Caddeleri, sokakları,köprüleri, kavşakları,
Alt geçitleri, üst geçitleri,
Metro istasyonlarını, otobüs duraklarını
Restoranları, pastaneleri,
Ardından Alış-veriş merkezlerini,
Otelleri, motelleri sıralayacak bir solukta.
Belli ki çok gezmiş, çok arşınlamış Ankara sokaklarını…
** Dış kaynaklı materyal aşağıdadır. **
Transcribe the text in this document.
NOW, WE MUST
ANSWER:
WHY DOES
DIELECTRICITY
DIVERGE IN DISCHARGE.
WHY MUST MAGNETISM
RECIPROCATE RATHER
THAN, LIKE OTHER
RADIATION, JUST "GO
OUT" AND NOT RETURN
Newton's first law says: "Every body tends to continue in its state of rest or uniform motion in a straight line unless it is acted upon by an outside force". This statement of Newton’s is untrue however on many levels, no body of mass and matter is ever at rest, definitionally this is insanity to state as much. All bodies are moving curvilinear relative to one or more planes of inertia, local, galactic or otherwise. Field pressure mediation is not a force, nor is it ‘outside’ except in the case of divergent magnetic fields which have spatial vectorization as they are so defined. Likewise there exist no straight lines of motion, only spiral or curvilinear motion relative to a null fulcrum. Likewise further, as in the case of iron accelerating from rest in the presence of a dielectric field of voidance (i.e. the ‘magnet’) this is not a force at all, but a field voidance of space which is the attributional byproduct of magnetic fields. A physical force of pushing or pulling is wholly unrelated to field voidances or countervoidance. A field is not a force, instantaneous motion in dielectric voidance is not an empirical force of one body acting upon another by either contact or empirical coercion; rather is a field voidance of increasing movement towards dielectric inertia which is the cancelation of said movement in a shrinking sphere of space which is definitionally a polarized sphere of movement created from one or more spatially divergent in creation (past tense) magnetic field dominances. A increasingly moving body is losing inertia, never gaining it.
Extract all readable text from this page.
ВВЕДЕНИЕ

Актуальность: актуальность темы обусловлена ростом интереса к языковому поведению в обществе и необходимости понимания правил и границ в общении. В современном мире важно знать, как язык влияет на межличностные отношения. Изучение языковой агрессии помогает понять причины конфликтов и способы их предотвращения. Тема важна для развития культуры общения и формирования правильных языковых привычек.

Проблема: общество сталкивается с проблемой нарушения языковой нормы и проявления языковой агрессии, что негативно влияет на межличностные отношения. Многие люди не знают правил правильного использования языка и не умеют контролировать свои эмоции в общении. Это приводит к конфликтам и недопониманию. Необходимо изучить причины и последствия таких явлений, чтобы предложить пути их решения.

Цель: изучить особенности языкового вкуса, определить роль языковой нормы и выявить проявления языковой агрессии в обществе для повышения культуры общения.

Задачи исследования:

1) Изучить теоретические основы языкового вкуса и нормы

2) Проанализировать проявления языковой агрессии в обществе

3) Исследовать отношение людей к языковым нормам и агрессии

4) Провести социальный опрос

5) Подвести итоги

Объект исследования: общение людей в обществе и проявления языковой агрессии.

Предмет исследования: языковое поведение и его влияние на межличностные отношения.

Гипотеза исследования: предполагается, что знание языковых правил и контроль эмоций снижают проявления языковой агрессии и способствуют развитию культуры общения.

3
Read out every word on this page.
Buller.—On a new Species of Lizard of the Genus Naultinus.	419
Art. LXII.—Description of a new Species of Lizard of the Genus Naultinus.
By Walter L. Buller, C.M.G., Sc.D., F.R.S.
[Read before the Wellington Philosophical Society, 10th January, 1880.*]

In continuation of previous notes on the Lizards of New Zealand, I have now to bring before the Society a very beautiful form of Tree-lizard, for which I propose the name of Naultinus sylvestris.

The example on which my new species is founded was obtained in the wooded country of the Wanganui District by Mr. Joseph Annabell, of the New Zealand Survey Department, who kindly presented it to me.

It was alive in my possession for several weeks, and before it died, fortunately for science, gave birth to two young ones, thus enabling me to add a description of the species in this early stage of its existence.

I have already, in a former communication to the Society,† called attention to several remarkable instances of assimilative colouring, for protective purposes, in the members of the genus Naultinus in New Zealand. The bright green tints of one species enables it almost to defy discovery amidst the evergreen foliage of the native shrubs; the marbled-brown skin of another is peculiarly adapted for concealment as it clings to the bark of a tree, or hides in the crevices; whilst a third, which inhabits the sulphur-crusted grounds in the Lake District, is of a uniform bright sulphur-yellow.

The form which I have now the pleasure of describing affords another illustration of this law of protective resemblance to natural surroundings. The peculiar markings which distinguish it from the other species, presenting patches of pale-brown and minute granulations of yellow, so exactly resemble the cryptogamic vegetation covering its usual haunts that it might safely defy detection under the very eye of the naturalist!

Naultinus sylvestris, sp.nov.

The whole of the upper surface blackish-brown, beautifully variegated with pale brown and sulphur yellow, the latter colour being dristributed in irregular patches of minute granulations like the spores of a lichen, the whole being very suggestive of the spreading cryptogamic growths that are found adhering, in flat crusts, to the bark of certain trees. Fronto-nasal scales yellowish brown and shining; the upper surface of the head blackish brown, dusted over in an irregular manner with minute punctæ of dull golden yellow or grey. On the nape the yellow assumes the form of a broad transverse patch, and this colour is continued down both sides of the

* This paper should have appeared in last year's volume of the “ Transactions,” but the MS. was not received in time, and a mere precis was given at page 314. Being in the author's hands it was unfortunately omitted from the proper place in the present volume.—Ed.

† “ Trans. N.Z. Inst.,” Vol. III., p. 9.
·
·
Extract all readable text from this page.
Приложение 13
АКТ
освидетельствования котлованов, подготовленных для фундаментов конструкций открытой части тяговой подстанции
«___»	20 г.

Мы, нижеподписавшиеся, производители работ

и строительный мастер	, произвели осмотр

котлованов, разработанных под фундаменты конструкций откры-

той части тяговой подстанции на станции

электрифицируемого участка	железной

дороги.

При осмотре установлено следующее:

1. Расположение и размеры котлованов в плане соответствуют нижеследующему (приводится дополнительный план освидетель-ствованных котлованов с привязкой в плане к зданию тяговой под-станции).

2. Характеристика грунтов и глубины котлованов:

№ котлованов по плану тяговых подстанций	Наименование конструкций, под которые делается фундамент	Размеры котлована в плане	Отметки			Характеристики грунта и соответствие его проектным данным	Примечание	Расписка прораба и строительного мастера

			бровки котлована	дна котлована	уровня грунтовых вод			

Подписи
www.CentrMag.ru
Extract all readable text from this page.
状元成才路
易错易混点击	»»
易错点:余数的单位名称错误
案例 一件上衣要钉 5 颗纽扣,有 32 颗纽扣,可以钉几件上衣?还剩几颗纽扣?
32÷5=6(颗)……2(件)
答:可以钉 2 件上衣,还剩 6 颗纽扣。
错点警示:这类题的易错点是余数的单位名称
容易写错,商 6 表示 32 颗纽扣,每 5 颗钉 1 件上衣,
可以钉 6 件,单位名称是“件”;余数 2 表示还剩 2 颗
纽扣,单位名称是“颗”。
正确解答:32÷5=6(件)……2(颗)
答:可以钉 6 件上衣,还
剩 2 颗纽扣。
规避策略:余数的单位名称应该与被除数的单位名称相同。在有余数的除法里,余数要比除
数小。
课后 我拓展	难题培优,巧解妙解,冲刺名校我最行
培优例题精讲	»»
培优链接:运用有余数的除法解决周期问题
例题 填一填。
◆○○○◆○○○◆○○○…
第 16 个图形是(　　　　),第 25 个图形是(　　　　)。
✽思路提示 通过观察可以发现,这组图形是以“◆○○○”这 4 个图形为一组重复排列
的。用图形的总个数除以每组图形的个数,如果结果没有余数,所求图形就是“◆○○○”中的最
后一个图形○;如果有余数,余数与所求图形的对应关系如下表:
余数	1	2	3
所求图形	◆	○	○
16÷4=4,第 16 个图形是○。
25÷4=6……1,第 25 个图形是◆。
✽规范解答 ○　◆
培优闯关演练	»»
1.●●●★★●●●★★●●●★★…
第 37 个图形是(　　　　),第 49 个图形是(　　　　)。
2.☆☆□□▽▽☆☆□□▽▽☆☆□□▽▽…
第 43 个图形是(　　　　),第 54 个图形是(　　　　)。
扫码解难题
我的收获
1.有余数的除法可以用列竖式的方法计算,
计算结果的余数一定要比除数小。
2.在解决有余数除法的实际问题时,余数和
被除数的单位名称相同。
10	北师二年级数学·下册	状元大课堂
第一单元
Hemen her köşesini biliyor Ankara’nın…
Ya geçmişini?
O görkemli tarihini…
İşte orası biraz kuşkulu…
Bakmak başka, görmek başka…
Bilmek, çok daha başka.
Mesela, Kurtuluş Savaşı Müzesi’nin Cumhuriyetin ilan edildiği ilk meclis binası olduğunu,
‘’Mesela’’lar çok…
-Adnan Ötüken İl Halk Kütüphanesi’nin bulunduğu binanın ilk Milli Kütüphane olarak kullanıldığını,
-Anadolu Medeniyetleri Müzesinin 1997 yılında Avrupa'da yılın müzesi seçildiğini,
-Ankara Kalesi'nin altında II. Dünya Savaşı sırasında Almanlar tarafından yapılan 1200 kişilik büyük bir sığınak olduğunu,
-Sevgi Çiçeği'nin dünyada yalnızca Ankara'nın Gölbaşı ilçesinde yetiştiğini,
-Ankara'da ilk müzenin, 1921 yılında Kale'nin Akkale olarak isimlendirilen kısmında Eti Müzesi adıyla kurulduğunu ve halen Anadolu Medeniyetleri Müzesinin Taş Eserler deposu olarak kullanıldığını,
-İlk Devlet Konservatuarı’nın 1924’de Ankara'da kurulduğunu,
-Tiftik Keçisi ve Ankara Keçisi olarak bilinen keçi türünün, 13. yüzyılda Orta Asya'dan Anadolu'ya göçen Türkler tarafından Hazar Denizi'nin doğusundan Ankara'ya getirildiğini,
-Cumhuriyet tarihinin ilk orkestrası olan Cumhurbaşkanlığı Senfoni Orkestrası'nın 1924 yılında Ankara'da kurulduğunu,
-Türkiye'nin ilk paraşütçülük okulunun 1935 yılında Ankara'da açıldığını,
-Ankara'nın Ulucanlar Semtinde bulunan ve 1565 yılında yapılan Cenabı Ahmet Paşa Camii'nin Mimar Sinan'ın eseri olduğunu,
-Anıtkabir Aslanlı Yol'daki 24 Aslan heykelinin 24 Oğuz Boyunu, aslanların çift olmasının birlik ve bütünlüğü temsil ettiğini,
- İlk Türk arkeolojik kazısı olan Ahlatlıbel Kazısının, 1933'te Ankara'da Atatürk'ün isteği üzerine başladığını, bu kazıya ait buluntuların halen Anadolu Medeniyetleri Müzesinde sergilendiğini,
-Ankara'da farklı inanışlara mensup birçok tapınağın olduğunu, bunlardan birinin de Roma Dönemine ait Augustus Tapınağı olduğunu,
-Atatürk tarafından 1946 yılında temeli atılan Ankara Üniversitesi’nin, Türkiye Cumhuriyeti'nin ilk üniversitesi niteliği taşıdığını,
-Uluslararası Sanat ve Müzik Festivali'nin ilk kez Ankara'da gerçekleştirildiğini,
-Anadolu'nun birçok yerinde oyun havası olarak icra edilen Misket'in Ankara'ya ait olduğunu,
-Cumhuriyet Döneminin ilk barajının 1936 yılında yapılan Ankara Çubuk Barajı olduğunu…
Bizimki çok gezmiş,
Gezmiş ama ‘’boş’’ gezmiş.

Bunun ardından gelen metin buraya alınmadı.